The government will be opposing these amendments. The government believes it is important that whistleblowers can access all necessary forms of support throughout the disclosure process; however, the government does not support these amendments at this point in time. Further consideration is needed to determine how disclosures to union representatives, among other forms of professional assistance, can be appropriately provided for in the act. The government has committed to considering the outstanding recommendations of the Moss review, including improved access to professional assistance, as part of the second stage of broader reforms. We will ensure that this issue is considered closely as part of those broader reforms. Again, I'm happy to work with Senator Shoebridge in that further work.
by leave—I move Greens amendments (4) and (5) on sheet 1870 revised together:
(4) Schedule 1, item 88, page 47 (line 20), omit "Parliament;", substitute "Parliament.".
(5) Schedule 1, item 88, page 47 (lines 21 and 22), omit paragraph 69(4)(d).
These amendments aim to remove the exemption for MOP—members of parliament—staff for access to the PID Act, the Public Interest Disclosure Act.
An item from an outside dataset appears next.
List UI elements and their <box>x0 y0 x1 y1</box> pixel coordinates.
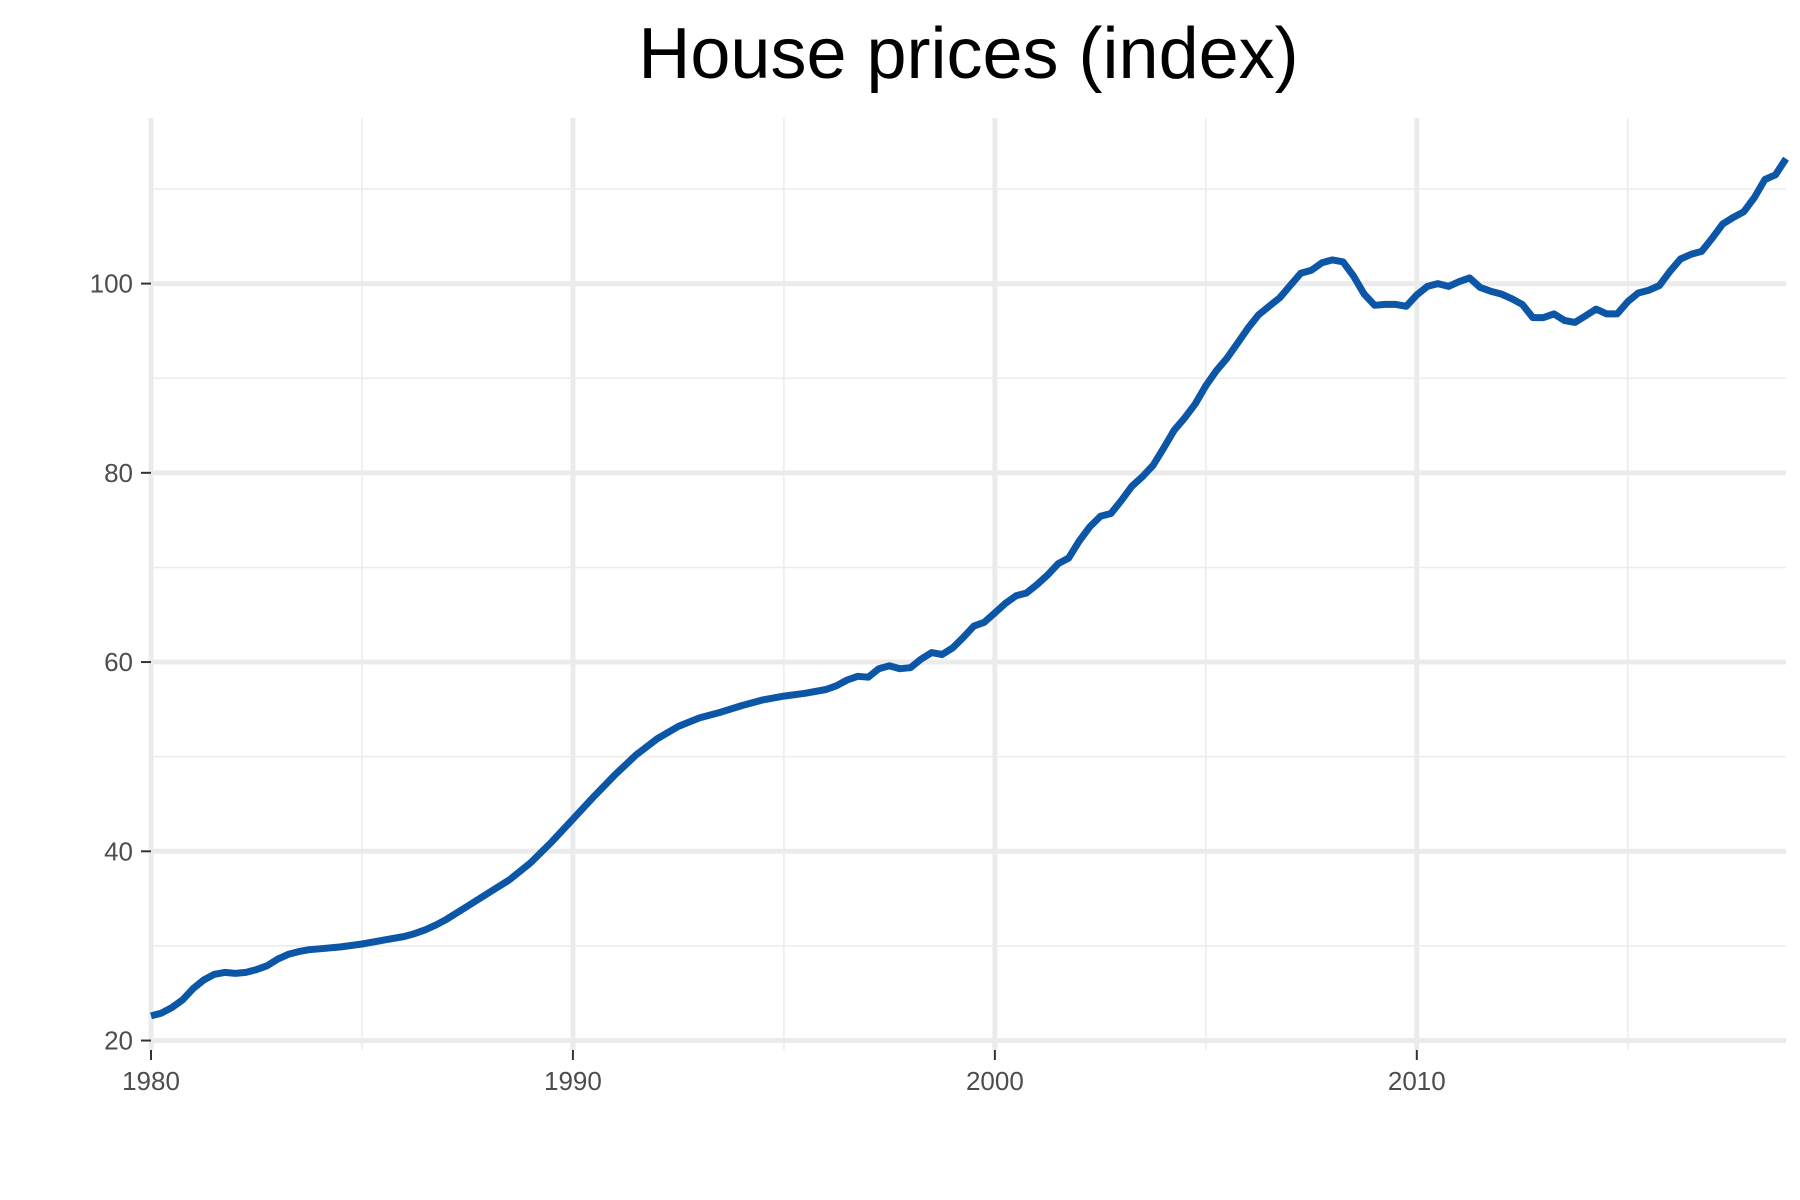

As I understand it, the opposition that may come to these provisions is that there are potentially other ways in which members of parliament staff can raise their concerns and that there are ongoing steps to provide other protections for MOP staff. But let's be clear: the Greens are moving here a recommendation of the House of Reps committee in 2009—so 14 years ago. The House of Reps committee said members of parliament staff should have access to public interest disclosures. Nothing happened. It was also a recommendation of the Set the standard report, which said that parliamentary staff employed under the MOP(S) Act should be included as public officials in section 69 of the PID Act—and that hasn't been implemented. And it is also a recommendation of the Moss review.
How many times do we have to be told that we should be providing this accessway to members of staff in this place? How many times have we been told that giving access to the PID Act to members of staff is an important integrity measure? If there is an argument that there are potentially other avenues that MOP staff can take, then fine; let there be other avenues. But why wouldn't we provide as many ways as possible for MOP(S) Act staff to make a disclosure and have the protections they need to feel safe? That's what the PID Act does; it allows people who work for the government to make a disclosure in the public interest and do it in a way that they feel safe. That's why we're moving these amendments, and that's why we'd hoped to get support from the rest of the chamber.
The government does not support the amendments. The government supports effective and accessible protections for whistleblowers, including appropriate protections for persons who disclose wrongdoing, including MOP(S) Act staff. The government understands the intention of these amendments is to apply the Public Interest Disclosure Act to MOP(S) Act staff. However, this amendment would not achieve this outcome as the Public Interest Disclosure Act as drafted is not set up to deal with disclosures about or by MOP(S) Act staff. The proposed amendments give rise to a range of complex policy issues that would be appropriately dealt with in the context of implementing relevant recommendations in the Set the standard report or as part of a comprehensive second stage of PID reforms.